NewsGuard conducted the study between August and September. It asked children aged nine to seventeen from diverse cultural backgrounds to create TikTok accounts. Although the app is restricted to users under 13, three of the youngest users were able create accounts without any outside assistance. Statista reports that 25% of TikTok users aged between 10 and 19 were active in the US as of March 2021.

Insider was told that TikTok has a terrible record of removing misinformation videos. Videos with vaccine misinformation remain on Tik Tok for months. Katrine Wallace, University of Illinois School of Public Health Epidemiologist, said that Tik Tok's inability to remove misinformation videos. The more viral these videos become, the more people will see them. Unfortunately, some of those who see them will be children due to the nature algorithm.

TikTok's community guidelines for COVID-19 and its vaccinations prohibit "false and misleading" content. The company has teams that identify and remove misinformation and evaluate all COVID-related content case-by-case.

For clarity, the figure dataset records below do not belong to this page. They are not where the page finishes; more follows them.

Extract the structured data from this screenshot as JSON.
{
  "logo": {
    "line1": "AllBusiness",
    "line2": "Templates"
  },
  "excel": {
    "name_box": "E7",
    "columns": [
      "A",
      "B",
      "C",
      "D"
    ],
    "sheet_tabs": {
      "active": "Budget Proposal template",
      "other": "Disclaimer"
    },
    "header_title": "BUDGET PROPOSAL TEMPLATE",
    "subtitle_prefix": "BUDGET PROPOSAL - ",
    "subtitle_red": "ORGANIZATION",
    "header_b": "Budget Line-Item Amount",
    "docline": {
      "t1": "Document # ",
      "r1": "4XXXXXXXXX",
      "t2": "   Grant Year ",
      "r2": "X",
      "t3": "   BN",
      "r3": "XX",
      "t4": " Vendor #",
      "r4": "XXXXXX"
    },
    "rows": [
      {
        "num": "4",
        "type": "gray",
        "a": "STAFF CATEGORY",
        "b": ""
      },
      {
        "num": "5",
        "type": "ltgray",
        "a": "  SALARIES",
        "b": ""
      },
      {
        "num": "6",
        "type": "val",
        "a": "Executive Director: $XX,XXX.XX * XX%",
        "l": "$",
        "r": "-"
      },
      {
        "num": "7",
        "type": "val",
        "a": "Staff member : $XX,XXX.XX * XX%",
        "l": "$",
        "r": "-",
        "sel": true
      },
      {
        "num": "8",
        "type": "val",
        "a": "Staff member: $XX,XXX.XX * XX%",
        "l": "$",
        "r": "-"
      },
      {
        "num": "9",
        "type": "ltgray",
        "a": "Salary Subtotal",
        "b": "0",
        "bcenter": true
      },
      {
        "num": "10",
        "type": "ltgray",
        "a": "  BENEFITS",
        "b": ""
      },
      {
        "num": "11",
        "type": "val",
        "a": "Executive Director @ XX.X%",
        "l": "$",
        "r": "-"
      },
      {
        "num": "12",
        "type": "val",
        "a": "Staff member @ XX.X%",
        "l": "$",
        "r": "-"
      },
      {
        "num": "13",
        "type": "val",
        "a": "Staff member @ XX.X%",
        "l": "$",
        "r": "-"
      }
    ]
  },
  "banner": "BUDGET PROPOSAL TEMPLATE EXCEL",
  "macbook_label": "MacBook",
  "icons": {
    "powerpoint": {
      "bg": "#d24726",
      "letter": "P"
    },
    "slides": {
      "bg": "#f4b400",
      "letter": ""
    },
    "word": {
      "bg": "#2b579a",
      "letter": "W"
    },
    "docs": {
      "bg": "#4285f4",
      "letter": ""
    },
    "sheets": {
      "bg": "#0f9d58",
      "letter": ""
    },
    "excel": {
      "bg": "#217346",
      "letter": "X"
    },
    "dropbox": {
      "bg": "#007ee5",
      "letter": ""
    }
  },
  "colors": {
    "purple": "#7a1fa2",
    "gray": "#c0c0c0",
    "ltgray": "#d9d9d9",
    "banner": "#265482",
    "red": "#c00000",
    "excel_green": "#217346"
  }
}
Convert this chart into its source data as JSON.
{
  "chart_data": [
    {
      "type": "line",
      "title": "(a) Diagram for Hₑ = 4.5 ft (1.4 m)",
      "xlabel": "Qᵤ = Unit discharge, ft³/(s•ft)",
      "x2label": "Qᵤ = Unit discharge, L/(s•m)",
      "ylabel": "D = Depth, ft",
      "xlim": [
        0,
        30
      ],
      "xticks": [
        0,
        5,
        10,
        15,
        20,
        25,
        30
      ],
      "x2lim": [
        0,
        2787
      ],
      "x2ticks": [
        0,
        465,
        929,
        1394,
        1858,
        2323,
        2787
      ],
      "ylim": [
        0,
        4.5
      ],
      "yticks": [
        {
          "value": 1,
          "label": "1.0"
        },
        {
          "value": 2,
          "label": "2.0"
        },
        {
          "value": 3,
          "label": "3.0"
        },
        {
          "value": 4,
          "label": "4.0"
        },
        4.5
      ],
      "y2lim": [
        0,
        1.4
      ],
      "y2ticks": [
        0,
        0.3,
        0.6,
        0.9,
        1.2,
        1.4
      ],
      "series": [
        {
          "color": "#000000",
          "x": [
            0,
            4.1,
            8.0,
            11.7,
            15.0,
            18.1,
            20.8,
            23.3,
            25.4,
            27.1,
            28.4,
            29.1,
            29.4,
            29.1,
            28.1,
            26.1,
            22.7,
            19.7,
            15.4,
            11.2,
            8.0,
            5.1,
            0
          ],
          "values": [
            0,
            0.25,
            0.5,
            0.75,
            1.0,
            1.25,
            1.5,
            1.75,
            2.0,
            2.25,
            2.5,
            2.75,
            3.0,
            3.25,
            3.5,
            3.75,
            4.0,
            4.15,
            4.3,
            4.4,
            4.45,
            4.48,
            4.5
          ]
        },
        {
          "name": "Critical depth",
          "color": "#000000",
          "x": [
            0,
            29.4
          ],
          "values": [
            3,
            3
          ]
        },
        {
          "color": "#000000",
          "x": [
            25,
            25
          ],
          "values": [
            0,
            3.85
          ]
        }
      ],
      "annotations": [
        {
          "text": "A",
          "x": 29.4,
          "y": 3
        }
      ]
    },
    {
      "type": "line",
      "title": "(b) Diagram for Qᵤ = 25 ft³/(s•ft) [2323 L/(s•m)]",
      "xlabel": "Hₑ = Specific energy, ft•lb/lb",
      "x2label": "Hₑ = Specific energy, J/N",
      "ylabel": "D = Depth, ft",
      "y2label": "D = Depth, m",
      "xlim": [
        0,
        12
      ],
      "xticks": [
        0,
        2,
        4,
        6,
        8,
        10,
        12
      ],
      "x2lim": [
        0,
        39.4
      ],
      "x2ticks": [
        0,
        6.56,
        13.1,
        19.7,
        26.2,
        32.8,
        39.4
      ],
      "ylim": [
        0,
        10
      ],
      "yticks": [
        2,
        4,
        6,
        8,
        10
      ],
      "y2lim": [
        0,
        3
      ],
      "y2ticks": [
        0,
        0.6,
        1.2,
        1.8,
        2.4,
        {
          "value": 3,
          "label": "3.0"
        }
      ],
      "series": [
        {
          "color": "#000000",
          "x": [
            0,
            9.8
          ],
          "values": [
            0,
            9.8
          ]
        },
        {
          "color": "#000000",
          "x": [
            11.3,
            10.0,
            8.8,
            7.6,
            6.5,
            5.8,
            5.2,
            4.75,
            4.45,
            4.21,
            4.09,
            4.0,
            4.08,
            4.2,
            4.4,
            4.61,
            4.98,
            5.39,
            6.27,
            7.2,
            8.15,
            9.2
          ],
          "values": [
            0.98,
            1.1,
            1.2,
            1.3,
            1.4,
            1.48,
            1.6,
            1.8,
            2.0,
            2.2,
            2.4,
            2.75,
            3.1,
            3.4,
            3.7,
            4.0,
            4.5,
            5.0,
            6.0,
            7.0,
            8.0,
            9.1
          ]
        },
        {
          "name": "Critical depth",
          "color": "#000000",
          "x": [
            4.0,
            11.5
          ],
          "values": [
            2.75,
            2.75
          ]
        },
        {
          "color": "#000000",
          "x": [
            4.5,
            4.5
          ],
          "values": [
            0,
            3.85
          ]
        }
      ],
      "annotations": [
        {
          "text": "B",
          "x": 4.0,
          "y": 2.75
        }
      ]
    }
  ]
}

It also stated that the app promotes an "age-appropriate user experience", which discourages and removes accounts from underage users. The app also restricts LIVE and Direct messaging features to younger teens. In September, Douyin, the Chinese version TikTok announced that it would limit the time users can use the app to 40 minutes per week.

TikTok did not respond to a request for comment regarding the NewsGuard report.

Other than TikTok and Instagram, social media platforms such as Twitter, Instagram, Facebook, and Twitter have been under fire recently. Increased transparency by the companies has revealed more about the effects of social media on society, especially for younger generations. A Facebook whistleblower revealed how its platforms can psychologically harm teenager users this week. High-profile social media influencers continue to spread COVID misinformation and increase the number of harmful content directed towards younger viewers.